Percayalah, belajar lebih nyata ketika kamu keluar kelas: di kantin sambil debat receh yang tiba-tiba jadi serius, di komunitas baca yang tidak peduli akan jabatanmu, atau bahkan di grup nongkrong yang obrolannya bisa lebih kritis daripada satu semester mata kuliah wajib. Karena di kelas, kadang yang betul-betul belajar justru AI-nya—mahasiswanya cuma numpang absen.
Pada akhirnya, kampus bukanlah tempat sakral yang otomatis membuat orang dewasa atau cerdas. Ia hanya panggung besar dengan tiga babak utama: perpeloncoan yang dibungkus jargon “tradisi”, organisasi yang sibuk jualan “kekeluargaan”, dan ruang kelas yang makin mirip roleplay dengan naskah dari AI. Semua terlihat serius, tapi sering kali absurd—dan kalau kita jujur, kadang lebih lucu daripada sinetron prime time.
Untuk para kating yang doyan merasa berkuasa, mari tenang: umurmu hanya angka, jabatanmu hanya sementara, dan gagasan yang keliru tetap keliru meski diteriakkan lewat pengeras suara. Hormat itu datang dari integritas, bukan dari paksaan.

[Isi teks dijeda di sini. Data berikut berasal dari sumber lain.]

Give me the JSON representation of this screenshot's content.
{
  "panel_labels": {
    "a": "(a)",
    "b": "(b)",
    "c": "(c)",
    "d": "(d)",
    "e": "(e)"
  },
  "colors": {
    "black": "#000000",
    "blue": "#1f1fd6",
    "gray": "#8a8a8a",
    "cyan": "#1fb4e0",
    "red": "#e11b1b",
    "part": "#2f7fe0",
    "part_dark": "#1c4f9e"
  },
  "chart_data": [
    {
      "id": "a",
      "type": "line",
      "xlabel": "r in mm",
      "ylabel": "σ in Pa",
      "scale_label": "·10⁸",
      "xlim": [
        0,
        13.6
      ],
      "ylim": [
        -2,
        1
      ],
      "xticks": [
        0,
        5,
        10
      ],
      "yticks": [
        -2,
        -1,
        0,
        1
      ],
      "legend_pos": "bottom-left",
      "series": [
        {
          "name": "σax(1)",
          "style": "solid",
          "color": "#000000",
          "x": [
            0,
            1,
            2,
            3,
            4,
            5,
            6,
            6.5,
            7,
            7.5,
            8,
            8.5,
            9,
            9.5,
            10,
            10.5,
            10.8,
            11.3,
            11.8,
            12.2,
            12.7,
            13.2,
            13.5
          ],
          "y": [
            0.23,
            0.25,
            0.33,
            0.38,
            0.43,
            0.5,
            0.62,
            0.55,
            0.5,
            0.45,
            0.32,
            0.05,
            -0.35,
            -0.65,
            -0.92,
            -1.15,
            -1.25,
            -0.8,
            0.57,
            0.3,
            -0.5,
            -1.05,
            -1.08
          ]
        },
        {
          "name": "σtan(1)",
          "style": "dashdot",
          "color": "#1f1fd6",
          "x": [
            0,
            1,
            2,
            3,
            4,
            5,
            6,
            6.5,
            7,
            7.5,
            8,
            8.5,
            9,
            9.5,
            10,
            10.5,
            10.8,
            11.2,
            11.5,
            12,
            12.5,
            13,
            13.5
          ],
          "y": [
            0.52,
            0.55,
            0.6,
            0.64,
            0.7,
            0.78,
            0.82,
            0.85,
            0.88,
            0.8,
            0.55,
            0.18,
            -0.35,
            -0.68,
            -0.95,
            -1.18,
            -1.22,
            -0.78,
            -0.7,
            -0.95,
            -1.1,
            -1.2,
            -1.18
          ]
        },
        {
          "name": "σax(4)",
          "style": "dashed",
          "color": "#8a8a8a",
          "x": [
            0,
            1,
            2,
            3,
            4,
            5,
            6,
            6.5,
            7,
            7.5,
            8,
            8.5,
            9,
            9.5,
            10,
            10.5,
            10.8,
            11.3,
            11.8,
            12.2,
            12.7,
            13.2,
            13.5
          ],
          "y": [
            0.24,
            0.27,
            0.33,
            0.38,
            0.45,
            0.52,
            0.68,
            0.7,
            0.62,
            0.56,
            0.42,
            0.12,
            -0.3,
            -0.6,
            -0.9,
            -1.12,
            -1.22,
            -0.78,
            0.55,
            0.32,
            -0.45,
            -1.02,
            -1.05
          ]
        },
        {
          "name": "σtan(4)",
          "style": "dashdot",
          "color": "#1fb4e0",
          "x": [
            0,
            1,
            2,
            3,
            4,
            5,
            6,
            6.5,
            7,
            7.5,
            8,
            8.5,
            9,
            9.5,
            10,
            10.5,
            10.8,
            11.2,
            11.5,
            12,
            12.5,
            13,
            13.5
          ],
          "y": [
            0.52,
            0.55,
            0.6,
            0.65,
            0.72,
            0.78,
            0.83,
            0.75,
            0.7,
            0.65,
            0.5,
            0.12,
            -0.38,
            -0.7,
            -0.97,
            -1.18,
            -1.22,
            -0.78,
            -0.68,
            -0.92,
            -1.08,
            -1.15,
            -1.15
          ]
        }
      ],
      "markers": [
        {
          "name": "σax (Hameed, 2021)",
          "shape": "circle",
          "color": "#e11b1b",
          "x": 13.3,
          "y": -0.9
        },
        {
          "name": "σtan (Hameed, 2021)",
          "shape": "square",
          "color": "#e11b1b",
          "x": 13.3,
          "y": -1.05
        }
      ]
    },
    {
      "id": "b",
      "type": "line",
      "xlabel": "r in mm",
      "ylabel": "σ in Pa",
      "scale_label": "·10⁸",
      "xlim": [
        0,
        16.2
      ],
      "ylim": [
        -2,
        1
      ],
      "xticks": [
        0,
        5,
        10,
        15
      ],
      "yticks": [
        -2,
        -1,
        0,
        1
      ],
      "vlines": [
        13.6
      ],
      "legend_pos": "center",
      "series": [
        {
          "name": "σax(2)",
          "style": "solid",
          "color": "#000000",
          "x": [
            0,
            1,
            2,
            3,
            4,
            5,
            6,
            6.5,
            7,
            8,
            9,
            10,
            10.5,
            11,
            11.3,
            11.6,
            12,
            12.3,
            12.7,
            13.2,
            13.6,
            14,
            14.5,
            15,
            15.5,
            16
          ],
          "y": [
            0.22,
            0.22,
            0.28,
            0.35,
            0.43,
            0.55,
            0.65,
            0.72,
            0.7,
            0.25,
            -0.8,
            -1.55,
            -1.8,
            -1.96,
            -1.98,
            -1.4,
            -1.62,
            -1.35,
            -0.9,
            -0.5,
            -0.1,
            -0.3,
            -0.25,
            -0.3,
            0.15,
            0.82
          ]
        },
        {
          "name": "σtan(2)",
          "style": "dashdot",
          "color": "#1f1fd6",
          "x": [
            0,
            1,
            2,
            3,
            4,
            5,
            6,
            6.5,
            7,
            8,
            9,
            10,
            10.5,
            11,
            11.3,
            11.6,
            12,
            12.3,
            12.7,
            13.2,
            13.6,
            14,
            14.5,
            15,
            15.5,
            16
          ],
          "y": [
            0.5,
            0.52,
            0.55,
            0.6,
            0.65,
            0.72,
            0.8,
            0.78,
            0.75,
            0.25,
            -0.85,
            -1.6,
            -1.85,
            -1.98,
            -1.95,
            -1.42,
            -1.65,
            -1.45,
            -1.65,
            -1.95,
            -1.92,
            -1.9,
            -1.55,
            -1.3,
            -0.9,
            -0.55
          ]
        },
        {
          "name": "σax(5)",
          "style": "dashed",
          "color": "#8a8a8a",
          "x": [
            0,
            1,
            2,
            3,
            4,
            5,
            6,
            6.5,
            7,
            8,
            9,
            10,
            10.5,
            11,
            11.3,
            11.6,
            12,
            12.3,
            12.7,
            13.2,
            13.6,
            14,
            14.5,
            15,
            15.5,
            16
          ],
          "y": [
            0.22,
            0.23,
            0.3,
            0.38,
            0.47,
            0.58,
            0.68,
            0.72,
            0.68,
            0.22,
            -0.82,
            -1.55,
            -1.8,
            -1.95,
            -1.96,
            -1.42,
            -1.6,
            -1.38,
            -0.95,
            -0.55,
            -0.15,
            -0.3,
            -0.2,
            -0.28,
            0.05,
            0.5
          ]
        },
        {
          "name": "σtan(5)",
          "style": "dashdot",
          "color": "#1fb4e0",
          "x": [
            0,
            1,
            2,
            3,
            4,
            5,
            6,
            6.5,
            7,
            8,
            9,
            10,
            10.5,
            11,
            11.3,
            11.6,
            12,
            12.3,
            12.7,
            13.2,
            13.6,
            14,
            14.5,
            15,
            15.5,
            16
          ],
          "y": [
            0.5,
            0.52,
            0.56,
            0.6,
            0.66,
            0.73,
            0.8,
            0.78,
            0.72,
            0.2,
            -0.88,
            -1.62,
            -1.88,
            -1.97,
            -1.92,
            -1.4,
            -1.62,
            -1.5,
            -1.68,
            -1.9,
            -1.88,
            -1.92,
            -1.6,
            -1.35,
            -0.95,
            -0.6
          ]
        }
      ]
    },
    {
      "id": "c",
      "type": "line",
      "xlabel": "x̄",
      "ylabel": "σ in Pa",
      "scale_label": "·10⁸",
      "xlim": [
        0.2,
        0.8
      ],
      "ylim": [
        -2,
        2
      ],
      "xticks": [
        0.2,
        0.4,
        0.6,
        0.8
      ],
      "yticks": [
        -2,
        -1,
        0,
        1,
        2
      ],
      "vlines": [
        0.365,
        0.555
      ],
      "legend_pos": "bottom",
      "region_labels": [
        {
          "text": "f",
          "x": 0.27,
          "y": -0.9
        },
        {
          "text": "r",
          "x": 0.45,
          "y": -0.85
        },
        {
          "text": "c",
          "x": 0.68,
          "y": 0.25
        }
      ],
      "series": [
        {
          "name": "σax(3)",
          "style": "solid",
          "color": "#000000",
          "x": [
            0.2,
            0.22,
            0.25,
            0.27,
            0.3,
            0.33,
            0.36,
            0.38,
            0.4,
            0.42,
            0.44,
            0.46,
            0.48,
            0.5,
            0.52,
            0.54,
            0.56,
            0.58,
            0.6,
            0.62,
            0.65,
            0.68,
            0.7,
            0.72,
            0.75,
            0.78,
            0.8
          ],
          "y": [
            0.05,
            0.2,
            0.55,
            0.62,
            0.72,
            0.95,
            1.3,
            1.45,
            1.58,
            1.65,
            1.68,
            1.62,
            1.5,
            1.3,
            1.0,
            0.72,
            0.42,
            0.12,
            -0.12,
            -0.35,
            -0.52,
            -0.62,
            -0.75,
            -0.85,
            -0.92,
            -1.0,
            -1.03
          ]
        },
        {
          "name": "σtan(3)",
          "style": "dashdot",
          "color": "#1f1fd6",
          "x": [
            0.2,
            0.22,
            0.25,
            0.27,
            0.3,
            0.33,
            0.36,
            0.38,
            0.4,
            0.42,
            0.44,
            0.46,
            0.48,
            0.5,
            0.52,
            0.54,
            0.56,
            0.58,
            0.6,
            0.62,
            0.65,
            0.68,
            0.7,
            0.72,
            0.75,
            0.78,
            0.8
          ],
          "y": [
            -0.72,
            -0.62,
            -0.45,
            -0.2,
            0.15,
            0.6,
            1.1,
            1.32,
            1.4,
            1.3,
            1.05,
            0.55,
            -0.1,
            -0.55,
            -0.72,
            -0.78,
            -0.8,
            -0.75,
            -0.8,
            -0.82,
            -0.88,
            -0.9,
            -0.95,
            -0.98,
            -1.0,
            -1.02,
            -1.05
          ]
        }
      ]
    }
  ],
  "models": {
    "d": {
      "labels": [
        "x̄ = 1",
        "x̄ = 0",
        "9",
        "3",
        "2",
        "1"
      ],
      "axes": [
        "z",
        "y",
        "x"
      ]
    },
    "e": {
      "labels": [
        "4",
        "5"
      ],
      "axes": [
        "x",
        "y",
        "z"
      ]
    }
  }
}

Dan untuk para maba, sadarilah sejak awal: kampus bukan keluarga, kating bukan nabi, organisasi bukan rumah, dan kelas bukan satu-satunya tempat belajar. Tugasmu bukan ikut-ikutan arus absurditas berjamaah, akan tetapi menemukan ruang di mana kamu benar-benar tumbuh, entah lewat komunitas, diskusi kecil, atau sekadar berani berkata “tidak” pada budaya yang jelas-jelas tidak masuk akal. Karena kalau tidak, kamu hanya akan menjadi penonton setia di drama kampus, ikut tertawa saat panggungnya kocak, tapi lupa bahwa masa depanmu tidak ditulis oleh senior, organisasi, atau AI—melainkan oleh dirimu sendiri.